Somewhere I had seen a reactionary described as one who, finding himself on the edge of a precipice, sees the danger and steps back in time. On the basis of that definition I was a reactionary. And again, so what?
Perhaps in one of life’s grand Chestertonian paradoxes, the ‘progressives’ were really the reactionaries – in the light of their own definition of the term – and those who saw the danger and drew back might yet be the progressives, possessing a new solution which was really the oldest of all. The line of thought those two anti-Catholic publications set in motion helped me along my road to Rome.”
With reference to September 1946,
Hyde wrote:
“Members of the Political Bureau [of the Communist Party] who had been to Czechoslovakia had been told that it was believed that the fight against the Church could be carried through without too much difficulty in the Czech lands, so strong had the Part become there. But the Slovak Catholics, they were told, were much more completely in the grip of the priests and bishops, and ‘special measures’ would be required. At a Daily Worker executive meeting we were told that those special measures would probably have to take the form of armed action at some point. Sooner or later the catholic peasants could be provoked into violence, some incident would be presented as the intended forerunner of armed insurrection and tough counter-measures would then provide the chance for conducting the thorough-going purge which was required. A bit of terror would soon settle them.

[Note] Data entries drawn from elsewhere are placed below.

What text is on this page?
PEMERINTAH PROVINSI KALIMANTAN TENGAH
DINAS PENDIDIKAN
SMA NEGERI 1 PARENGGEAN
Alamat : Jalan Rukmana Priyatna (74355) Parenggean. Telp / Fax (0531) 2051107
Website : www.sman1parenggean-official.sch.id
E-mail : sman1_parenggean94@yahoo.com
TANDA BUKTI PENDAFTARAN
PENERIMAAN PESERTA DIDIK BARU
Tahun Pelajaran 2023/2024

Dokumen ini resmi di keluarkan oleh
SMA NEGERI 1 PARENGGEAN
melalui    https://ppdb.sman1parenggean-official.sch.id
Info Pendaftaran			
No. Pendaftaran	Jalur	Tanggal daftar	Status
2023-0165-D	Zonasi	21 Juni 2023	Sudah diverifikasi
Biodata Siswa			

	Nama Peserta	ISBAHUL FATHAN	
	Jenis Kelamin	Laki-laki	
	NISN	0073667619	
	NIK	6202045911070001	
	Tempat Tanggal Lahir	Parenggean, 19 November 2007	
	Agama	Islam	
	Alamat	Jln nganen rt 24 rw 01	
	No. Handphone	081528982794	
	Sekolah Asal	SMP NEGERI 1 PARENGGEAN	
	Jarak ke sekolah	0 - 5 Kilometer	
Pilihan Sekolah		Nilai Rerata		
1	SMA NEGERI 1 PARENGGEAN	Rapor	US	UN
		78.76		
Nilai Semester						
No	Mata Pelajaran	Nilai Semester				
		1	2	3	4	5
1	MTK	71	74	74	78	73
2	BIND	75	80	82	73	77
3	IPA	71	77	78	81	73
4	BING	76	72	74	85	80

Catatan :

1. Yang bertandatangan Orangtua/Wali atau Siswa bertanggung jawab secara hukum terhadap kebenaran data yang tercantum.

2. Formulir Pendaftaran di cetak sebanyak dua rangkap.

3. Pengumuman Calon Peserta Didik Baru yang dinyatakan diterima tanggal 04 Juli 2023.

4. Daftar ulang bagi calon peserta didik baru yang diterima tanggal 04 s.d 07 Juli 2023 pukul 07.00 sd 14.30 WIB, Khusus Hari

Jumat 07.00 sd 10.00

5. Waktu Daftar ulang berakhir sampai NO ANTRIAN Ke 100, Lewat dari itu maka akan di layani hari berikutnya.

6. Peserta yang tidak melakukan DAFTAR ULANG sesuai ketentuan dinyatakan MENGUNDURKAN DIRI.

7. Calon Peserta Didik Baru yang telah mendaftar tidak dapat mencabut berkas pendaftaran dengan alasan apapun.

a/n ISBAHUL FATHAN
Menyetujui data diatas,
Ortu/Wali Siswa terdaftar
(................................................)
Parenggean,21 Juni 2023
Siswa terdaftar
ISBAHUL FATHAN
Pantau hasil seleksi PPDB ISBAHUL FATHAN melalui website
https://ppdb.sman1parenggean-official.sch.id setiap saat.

Again, I should almost certainly have approved and justified such schemes before I began to read and think along Christian lines. Now I was filled with an uneasiness which at times amounted to revulsion as I heard it all explained. It was not communism but I that had changed, but I now found the application of our theories and tactics clashing with all I felt to be right.
But that was just it. I was beginning to say that some things were right and some were wrong. I was judging communist behaviour on the basis of ethics and not expediency – a thoroughly un-Marxist thing to do.
It was still not always a fully conscious process, but I became
increasingly aware of what was happening and found myself viewing
it from outside myself as it were, an interested and often astonished
spectator of my own mental and spiritual processes.
Thus, for example, in a break between editions, one of my reporters, son of a well-known author, who had worked on the Yugoslav Youth Railway, was describing some of the things he had seen.
He told how at communist meetings the local populace would be brought to gather to hear a speech from Tito, or from one of the other communist leaders. At pre-arranged points during the speech Party members in the crowd would start to chant ‘Tito, Tito,’ or maybe ‘Tito, Stalin, Tito, Stalin,’ and the crowd would take it up, repeating the names over and over again. It was a technique used by Mussolini and Hitler and was now being turned to good account in the cause of communism.
He went on to describe how, when he had turned up at one such meeting, the word had gone around that an English comrade was present and they had quickly switched to ‘Tito, Stalin, Harry Pollitt [General Secretary of the British Communist Party], which they had kept up for an astonishing length of time. My reporters laughed uproariously at the story. Suddenly I realised that I was making myself conspicuous by not laughing at all; instead I was feeling utterly disgusted.
It was not sufficient now to tell myself that the end justified the means. Once a Marxist begins to differentiate between right and wrong, just and unjust, good and bad, to think in terms of spiritual values, the worst has happened so far as his Marxism is concerned.”